Multicentre pharmacokinetic evaluation of rFVIII-Fc (efmoroctocog alfa) in a real life and comparison with non-extended half-life FVIII concentrates
Authors : Pouplard, C., Sattler, L., Ryman, A., Eschwege, V., de, Maistre E., Flaujac, C., Szymezak, J., Grand, F., Repesse, Y., Galinat, H., Donnard, M., Ternisien, C., Iorio, A., Chelle, P., and Jeanpierre, E.
Publication : Haemophilia March 2020
Affiliations : Universite de Tours, Tours, France ; Service d’Hematologie-Hemostase, CHU de Tours, Tours, France ; Laboraoire d’Hematologie, CHU de Strasbourg, Strasbourg, France ; Service d’Hematologie Biologique, CHU de Bordeaux, Bordeaux, France ; Service d’Hematologie Biologique, CHU Nancy, Nancy, France ; Service d’Hematologie Biologique, CHU Dijon, Dijon, France ; Laboratoire d’Hematologie, Centre Hospitalier de Versailles, Le Chesnay, France ; Laboratoire d’Hematologie, CHU de Reims, Reims, France ; Service d’Hematologie Biologique, CHU Poitiers, Poitiers, France ; Laboratoire d’Hematologie, CHU de Caen, Caen, France ; Laboratoire d’Hematologie, CHU de Limoge, Limoge, France ; laboratoire d’Hemostase, Service d’Hematologie Biologique, CHU de Nantes, Nantes, France ; Department of Health Research Methods, Evidence, and Impact, McMaster University, Hamilton, ON, Canada ; Department of Medicine, McMaster University, Hamilton, ON, Canada ; School of Pharmacy, University of Waterloo, Waterloo, ON, Canada ; Laboratoire d’Hemostase Hemobiologie, CHU de Lille, Lille, France.

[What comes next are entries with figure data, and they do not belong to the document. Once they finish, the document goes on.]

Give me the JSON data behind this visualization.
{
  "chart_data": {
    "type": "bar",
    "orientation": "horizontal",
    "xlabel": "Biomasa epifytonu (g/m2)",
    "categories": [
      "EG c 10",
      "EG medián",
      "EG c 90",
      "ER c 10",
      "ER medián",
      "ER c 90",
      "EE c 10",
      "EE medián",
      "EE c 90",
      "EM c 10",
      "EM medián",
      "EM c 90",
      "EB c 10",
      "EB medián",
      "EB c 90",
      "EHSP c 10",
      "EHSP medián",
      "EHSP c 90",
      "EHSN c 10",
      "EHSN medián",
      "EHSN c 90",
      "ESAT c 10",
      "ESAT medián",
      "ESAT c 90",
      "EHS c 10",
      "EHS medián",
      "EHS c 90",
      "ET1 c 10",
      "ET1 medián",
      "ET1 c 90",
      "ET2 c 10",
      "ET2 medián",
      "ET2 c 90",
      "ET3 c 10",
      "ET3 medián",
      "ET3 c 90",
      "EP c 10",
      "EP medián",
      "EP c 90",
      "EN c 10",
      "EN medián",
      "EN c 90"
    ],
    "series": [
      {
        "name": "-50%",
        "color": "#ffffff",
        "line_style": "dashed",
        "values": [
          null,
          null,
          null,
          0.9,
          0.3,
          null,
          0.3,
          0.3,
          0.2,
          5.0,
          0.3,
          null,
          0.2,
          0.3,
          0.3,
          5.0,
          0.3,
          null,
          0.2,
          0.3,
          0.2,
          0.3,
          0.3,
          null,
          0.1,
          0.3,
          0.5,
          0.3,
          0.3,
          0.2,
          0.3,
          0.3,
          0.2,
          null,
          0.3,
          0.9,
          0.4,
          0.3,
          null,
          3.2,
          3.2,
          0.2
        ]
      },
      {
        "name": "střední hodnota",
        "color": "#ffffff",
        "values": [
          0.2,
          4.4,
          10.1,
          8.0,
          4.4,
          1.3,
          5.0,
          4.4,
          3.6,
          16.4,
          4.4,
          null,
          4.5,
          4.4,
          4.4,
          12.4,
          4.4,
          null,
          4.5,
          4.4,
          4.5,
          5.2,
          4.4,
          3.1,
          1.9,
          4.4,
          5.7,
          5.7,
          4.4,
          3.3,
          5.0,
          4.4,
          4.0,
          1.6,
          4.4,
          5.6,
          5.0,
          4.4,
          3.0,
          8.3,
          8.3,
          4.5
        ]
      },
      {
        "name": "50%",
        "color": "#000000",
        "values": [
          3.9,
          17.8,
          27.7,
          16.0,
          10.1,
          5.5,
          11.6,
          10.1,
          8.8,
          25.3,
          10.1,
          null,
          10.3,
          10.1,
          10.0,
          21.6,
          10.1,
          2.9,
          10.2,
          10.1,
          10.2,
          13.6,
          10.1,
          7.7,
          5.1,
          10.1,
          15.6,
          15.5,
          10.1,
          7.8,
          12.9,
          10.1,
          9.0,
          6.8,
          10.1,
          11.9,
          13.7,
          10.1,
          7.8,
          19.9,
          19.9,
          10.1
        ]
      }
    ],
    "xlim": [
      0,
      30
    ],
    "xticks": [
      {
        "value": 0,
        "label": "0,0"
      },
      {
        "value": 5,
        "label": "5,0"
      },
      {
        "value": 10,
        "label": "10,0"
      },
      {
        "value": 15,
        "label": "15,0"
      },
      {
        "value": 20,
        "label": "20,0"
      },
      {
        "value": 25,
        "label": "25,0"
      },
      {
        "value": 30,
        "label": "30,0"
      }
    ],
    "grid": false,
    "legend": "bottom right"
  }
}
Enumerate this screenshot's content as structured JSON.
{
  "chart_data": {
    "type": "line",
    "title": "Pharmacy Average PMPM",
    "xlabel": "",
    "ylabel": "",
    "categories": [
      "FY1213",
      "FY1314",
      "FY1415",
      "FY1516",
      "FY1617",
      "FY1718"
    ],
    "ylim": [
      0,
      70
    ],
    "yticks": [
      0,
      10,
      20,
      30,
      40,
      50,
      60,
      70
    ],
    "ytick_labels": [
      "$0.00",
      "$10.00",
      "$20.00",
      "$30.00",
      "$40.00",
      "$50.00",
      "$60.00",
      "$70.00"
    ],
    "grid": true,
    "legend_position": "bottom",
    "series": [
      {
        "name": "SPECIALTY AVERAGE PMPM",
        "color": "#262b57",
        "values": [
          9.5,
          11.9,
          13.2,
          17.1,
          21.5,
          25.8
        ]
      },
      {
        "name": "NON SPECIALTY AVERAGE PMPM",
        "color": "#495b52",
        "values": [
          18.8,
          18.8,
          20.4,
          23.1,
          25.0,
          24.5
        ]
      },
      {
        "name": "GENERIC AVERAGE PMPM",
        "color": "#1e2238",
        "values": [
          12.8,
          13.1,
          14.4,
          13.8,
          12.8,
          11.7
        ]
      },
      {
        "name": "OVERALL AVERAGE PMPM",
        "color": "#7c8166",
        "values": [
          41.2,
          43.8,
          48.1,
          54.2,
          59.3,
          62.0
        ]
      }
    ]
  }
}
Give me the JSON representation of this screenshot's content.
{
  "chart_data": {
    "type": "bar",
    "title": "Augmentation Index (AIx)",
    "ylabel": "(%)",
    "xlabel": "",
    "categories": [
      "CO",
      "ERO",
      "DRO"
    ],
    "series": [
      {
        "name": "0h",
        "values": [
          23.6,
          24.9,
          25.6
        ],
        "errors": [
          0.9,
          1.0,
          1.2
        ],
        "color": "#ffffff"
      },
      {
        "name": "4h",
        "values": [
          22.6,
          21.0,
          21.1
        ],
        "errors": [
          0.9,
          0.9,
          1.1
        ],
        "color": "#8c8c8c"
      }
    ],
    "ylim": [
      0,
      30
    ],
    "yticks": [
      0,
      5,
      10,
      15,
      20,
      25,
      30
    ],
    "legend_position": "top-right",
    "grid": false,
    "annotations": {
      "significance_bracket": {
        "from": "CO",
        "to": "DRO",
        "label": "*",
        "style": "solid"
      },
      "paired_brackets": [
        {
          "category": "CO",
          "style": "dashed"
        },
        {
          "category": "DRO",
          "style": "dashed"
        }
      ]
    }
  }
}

Abstract: The use of enhanced half-life (EHL) FVIII has improved the quality of prophylaxis in haemophilia A, but with a benefit that may vary from one patient to another. We analysed the pharmacokinetic data obtained with efmoroctocog alfa (rFVIII-Fc) in 114 patients and, in 47 cases, compared them to those previously measured with non-EHL FVIII. The in vivo recovery (IVR) of rFVIII-Fc measured with one stage clotting assay (OSA) and chromogenic assay (CSA) was 2.2 and 2.8 IU/mL per IU/kg, respectively. The median half-life (T1/2 ) of rFVIII-Fc was 14.5 hours whatever the FVIII:C assay used, but variable and correlated with preinfusion VWF:Ag levels (r = .76). Both IVR and T1/2 were lower in patients under 12 years old (2.4 IU/mL per IU/kg and 11.1 hours, respectively; CSA). PK study of rFVIII-Fc vs non-EHL FVIII showed a T1/2 ratio of 1.4 in favour of rFVIII-Fc, regardless of the patient’s age. However the relative increase in T1/2 with rFVIII-Fc was lower than 30% in one-third of patients evaluated, particularly when the previous FVIII administered was a BHK-derived product. This study therefore suggests that analysis of individual PK profile in response to a specific FVIII concentrate is potentially useful before a switch in haemophilia A patients.